この本は、クリエイティビティを核に都市経済と個人の関係までうまくまとめていると思いました。そして結果的に都市経済学の新しい存在意義を高めたと思います。仕事の仕方や組織のあり方など個人的で現実的な話として、近い将来をどう考えるか、とても参考になります。私が普段感じていたことをまとめて整理してもらってうれしく思いました。大都市の集中と地方の生き残り、教育の内容や個人間の格差の問題なんかはこうした切り口がどうしても必要になってくるでしょう。ただし、クリエイティブとは言っても医師や法律家のような高度な専門家も含んでいるのはちょっと無理に思える点がある。むしろ日本では製造業内の創造性も含めないと一足飛びには変わらないと思う。それから私達に変化の実感が少ないのは居住モビリティや言語、外国人就労の問題もあって日本は既に遅れを取っていることにも注意したい。

情報社会(梅棹)、脱工業化社会(ベル)、ネクスト・ソサイティ(ドラッカー)、第三の波(トフラー)など70年代に盛り上がった未来社会論がありましたが、やっと現実のものになってきたと感じています。
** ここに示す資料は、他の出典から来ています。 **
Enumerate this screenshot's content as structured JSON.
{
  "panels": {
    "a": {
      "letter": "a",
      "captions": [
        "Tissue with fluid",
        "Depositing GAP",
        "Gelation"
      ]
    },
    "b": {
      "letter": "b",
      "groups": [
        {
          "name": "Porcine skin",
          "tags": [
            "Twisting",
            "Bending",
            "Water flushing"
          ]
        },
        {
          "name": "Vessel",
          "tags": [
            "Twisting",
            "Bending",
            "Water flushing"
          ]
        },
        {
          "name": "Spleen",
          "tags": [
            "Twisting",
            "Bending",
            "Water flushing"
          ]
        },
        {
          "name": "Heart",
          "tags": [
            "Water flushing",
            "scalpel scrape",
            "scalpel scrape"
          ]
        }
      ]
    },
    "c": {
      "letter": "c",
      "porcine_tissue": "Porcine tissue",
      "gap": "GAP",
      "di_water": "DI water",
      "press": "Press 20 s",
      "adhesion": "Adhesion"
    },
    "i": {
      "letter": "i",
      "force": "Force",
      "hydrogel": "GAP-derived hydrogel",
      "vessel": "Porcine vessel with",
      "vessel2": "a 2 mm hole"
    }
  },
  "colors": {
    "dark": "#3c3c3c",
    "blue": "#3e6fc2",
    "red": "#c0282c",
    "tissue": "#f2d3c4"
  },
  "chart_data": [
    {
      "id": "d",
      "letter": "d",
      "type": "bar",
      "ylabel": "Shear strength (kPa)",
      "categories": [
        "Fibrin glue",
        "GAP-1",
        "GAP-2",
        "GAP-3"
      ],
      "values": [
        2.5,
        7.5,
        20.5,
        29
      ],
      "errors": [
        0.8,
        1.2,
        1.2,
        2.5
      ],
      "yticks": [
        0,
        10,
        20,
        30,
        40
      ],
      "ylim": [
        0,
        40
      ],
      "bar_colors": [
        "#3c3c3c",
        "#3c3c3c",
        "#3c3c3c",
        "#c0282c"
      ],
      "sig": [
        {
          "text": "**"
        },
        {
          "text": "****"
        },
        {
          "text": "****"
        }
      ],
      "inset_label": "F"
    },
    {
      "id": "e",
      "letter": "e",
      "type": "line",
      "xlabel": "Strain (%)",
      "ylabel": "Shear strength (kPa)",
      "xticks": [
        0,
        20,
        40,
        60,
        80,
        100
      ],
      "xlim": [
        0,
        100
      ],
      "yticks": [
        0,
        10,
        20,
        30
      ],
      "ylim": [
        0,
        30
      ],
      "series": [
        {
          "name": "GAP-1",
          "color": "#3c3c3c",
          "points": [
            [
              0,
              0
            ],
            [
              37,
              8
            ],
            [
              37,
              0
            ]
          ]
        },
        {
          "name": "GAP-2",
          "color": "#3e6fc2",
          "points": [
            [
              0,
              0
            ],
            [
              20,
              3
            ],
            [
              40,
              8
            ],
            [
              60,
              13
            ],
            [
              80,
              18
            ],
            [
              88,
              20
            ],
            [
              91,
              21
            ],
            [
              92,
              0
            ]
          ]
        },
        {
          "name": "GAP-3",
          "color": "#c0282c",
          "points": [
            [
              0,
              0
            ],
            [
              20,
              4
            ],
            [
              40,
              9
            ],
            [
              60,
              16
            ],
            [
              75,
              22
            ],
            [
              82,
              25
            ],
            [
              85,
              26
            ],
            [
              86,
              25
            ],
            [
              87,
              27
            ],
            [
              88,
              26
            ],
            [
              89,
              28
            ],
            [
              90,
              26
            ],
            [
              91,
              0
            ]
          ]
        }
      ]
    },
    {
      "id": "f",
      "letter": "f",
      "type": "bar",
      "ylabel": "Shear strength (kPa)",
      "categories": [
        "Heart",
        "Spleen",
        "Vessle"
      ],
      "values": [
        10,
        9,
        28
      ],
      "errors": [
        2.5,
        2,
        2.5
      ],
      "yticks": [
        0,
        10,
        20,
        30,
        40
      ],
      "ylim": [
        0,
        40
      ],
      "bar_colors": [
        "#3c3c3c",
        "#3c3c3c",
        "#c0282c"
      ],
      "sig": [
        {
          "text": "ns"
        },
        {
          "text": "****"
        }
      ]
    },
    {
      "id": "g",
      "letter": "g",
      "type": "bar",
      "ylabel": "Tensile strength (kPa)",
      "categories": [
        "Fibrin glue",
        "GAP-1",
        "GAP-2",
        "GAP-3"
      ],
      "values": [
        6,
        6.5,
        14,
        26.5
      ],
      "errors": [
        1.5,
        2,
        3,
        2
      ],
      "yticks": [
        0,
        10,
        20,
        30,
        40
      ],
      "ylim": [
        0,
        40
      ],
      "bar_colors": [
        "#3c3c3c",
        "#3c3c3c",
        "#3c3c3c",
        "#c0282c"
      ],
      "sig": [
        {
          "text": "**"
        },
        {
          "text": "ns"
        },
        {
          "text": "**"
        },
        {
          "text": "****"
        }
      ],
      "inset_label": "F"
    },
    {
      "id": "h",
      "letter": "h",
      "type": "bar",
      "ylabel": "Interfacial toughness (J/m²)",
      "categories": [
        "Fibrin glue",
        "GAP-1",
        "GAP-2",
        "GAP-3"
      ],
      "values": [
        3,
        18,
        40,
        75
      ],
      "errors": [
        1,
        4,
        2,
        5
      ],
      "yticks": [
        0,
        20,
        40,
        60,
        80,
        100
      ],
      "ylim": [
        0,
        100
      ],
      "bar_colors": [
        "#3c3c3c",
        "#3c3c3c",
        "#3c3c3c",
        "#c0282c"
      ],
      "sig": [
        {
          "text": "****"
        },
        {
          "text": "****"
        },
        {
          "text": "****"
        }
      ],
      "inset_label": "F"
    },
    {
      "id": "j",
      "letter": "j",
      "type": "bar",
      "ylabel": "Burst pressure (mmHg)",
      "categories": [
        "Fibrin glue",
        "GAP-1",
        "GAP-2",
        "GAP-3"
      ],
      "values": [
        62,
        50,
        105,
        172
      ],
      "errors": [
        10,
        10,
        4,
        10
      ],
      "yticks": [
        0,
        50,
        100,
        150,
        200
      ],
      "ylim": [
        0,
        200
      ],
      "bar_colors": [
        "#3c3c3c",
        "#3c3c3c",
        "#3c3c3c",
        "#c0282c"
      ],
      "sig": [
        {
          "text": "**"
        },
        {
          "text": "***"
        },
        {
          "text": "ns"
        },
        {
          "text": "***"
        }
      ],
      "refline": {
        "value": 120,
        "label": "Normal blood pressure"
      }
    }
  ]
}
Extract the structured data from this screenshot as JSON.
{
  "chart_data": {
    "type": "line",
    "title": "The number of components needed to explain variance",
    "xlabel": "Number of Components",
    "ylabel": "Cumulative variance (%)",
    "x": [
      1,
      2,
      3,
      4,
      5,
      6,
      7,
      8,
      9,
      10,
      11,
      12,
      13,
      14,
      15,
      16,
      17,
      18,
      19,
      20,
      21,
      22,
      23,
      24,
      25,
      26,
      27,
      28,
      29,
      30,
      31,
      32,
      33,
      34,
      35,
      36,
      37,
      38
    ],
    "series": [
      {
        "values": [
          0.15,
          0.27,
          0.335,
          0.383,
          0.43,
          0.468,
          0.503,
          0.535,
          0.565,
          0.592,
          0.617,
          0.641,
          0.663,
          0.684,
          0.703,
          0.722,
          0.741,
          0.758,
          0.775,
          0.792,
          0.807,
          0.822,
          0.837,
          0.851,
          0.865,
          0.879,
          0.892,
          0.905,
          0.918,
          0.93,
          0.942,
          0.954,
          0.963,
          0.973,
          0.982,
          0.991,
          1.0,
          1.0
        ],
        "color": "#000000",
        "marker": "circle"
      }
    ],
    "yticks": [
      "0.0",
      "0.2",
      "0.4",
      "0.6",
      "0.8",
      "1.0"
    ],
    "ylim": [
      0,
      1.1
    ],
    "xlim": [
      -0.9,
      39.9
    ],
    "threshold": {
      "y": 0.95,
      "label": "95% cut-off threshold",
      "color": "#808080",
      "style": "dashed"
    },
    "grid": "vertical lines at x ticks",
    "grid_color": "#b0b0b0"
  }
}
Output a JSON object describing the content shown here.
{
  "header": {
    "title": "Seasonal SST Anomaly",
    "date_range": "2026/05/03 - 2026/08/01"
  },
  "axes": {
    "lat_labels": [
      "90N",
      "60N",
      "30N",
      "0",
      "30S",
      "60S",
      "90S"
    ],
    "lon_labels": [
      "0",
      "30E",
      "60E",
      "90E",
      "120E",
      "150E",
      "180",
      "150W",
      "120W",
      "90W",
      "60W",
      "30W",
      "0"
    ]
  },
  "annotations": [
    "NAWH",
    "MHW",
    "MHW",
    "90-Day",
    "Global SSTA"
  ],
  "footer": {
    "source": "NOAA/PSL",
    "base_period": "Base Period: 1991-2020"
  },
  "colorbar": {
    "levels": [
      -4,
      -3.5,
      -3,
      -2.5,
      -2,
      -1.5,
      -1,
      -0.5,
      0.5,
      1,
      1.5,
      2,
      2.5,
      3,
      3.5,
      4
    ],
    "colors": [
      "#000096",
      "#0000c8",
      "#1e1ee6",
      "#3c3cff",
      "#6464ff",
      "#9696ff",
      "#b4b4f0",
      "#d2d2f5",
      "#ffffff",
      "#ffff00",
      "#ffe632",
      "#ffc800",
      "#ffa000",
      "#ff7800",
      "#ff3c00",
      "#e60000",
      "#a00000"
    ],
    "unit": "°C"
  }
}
訳者の井口先生は青山学院でクリエイティブ社会を研究している方で訳も読みやすいと思います。井口先生自体は青山らしくちょっとアーチスチックに偏っている気がします。まあそれは関係ないのですが・・・。それから同じ著者の「クリエイティブ・クラスの世紀」のほうは本書より落ちるので、忙しい方は読む必要はないと思う。